Some analysts are questioning whether businesses should expect civil unrest on a global scale, which could significantly impact market stability and operational continuity.
This is the topic of a new article published by intelligence and geopolitical risk advisory firm KCS Europe, assessing the “social discord” emerging between politicians and populations, around the world.
“China’s central government is faced with concerns from economic slowdown to public dissent as a result of strict policies, which might well signify a growing divide between the Chinese Communist Party (CCP) and its people.
“The Russian people are trying to come to terms with the repercussions of its government’s military campaign in Ukraine which caused international disapproval. Many Ukrainians have been forced to abandon their homes as a result of the conflict and turmoil,” says the article’s introduction.

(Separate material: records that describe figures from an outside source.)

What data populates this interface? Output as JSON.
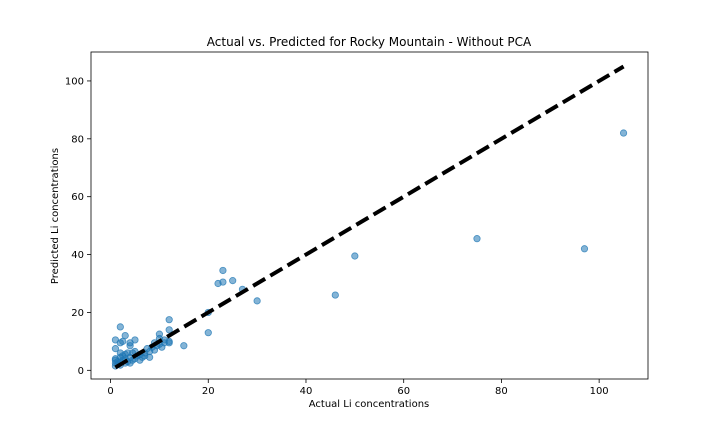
{
  "chart_data": {
    "type": "scatter",
    "title": "Actual vs. Predicted for Rocky Mountain - Without PCA",
    "xlabel": "Actual Li concentrations",
    "ylabel": "Predicted Li concentrations",
    "xlim": [
      -4,
      110
    ],
    "ylim": [
      -3,
      110
    ],
    "xticks": [
      0,
      20,
      40,
      60,
      80,
      100
    ],
    "yticks": [
      0,
      20,
      40,
      60,
      80,
      100
    ],
    "grid": false,
    "point_color": "#1f77b4",
    "identity_line": {
      "x": [
        1,
        105
      ],
      "y": [
        1,
        105
      ],
      "color": "#000000",
      "style": "dashed"
    },
    "points": [
      {
        "x": 1,
        "y": 1.5
      },
      {
        "x": 1,
        "y": 2.5
      },
      {
        "x": 1,
        "y": 3.5
      },
      {
        "x": 1,
        "y": 4
      },
      {
        "x": 1,
        "y": 10.5
      },
      {
        "x": 1,
        "y": 7.5
      },
      {
        "x": 1.5,
        "y": 2
      },
      {
        "x": 1.5,
        "y": 3
      },
      {
        "x": 2,
        "y": 1.8
      },
      {
        "x": 2,
        "y": 2.8
      },
      {
        "x": 2,
        "y": 4.5
      },
      {
        "x": 2,
        "y": 6
      },
      {
        "x": 2,
        "y": 15
      },
      {
        "x": 2,
        "y": 9.5
      },
      {
        "x": 2.5,
        "y": 3.5
      },
      {
        "x": 2.5,
        "y": 5
      },
      {
        "x": 2.5,
        "y": 10
      },
      {
        "x": 3,
        "y": 2.5
      },
      {
        "x": 3,
        "y": 5.5
      },
      {
        "x": 3,
        "y": 12
      },
      {
        "x": 3,
        "y": 4
      },
      {
        "x": 3.5,
        "y": 3
      },
      {
        "x": 3.5,
        "y": 6
      },
      {
        "x": 4,
        "y": 2.5
      },
      {
        "x": 4,
        "y": 4.5
      },
      {
        "x": 4,
        "y": 8.5
      },
      {
        "x": 4,
        "y": 9.5
      },
      {
        "x": 4.5,
        "y": 6
      },
      {
        "x": 4.5,
        "y": 3.5
      },
      {
        "x": 5,
        "y": 4
      },
      {
        "x": 5,
        "y": 10.5
      },
      {
        "x": 5,
        "y": 6.5
      },
      {
        "x": 5.5,
        "y": 5
      },
      {
        "x": 6,
        "y": 3.5
      },
      {
        "x": 6,
        "y": 5.5
      },
      {
        "x": 6.5,
        "y": 4.5
      },
      {
        "x": 7,
        "y": 6
      },
      {
        "x": 7,
        "y": 5
      },
      {
        "x": 7.5,
        "y": 7.5
      },
      {
        "x": 8,
        "y": 4.5
      },
      {
        "x": 8,
        "y": 6.5
      },
      {
        "x": 8.5,
        "y": 8
      },
      {
        "x": 9,
        "y": 7
      },
      {
        "x": 9,
        "y": 9.5
      },
      {
        "x": 9.5,
        "y": 8.5
      },
      {
        "x": 10,
        "y": 9
      },
      {
        "x": 10,
        "y": 11
      },
      {
        "x": 10,
        "y": 12.5
      },
      {
        "x": 10.5,
        "y": 8
      },
      {
        "x": 11,
        "y": 9.5
      },
      {
        "x": 11,
        "y": 10.5
      },
      {
        "x": 12,
        "y": 9.5
      },
      {
        "x": 12,
        "y": 14
      },
      {
        "x": 12,
        "y": 17.5
      },
      {
        "x": 12,
        "y": 10
      },
      {
        "x": 15,
        "y": 8.5
      },
      {
        "x": 20,
        "y": 20
      },
      {
        "x": 20,
        "y": 13
      },
      {
        "x": 22,
        "y": 30
      },
      {
        "x": 23,
        "y": 34.5
      },
      {
        "x": 23,
        "y": 30.5
      },
      {
        "x": 25,
        "y": 31
      },
      {
        "x": 27,
        "y": 28
      },
      {
        "x": 30,
        "y": 24
      },
      {
        "x": 46,
        "y": 26
      },
      {
        "x": 50,
        "y": 39.5
      },
      {
        "x": 75,
        "y": 45.5
      },
      {
        "x": 97,
        "y": 42
      },
      {
        "x": 105,
        "y": 82
      }
    ]
  }
}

“The people of Iran are protesting against economic hardships and suffocating social policies, while pushing for freedom and government accountability. In Israel and Palestine, the conflict has resulted in unrest and instability as both peoples grapple with life in a warzone.
“The regime and people of North Korea are subject to severe constraints as a consequence of its isolation, the full extent of which remains unverified due to the country’s restricted access and nature.
“Together, these cases reveal a tapestry of global discontent, indicating a pivotal phase in international human relations that challenges the fabric of governance itself,” the analysis continues.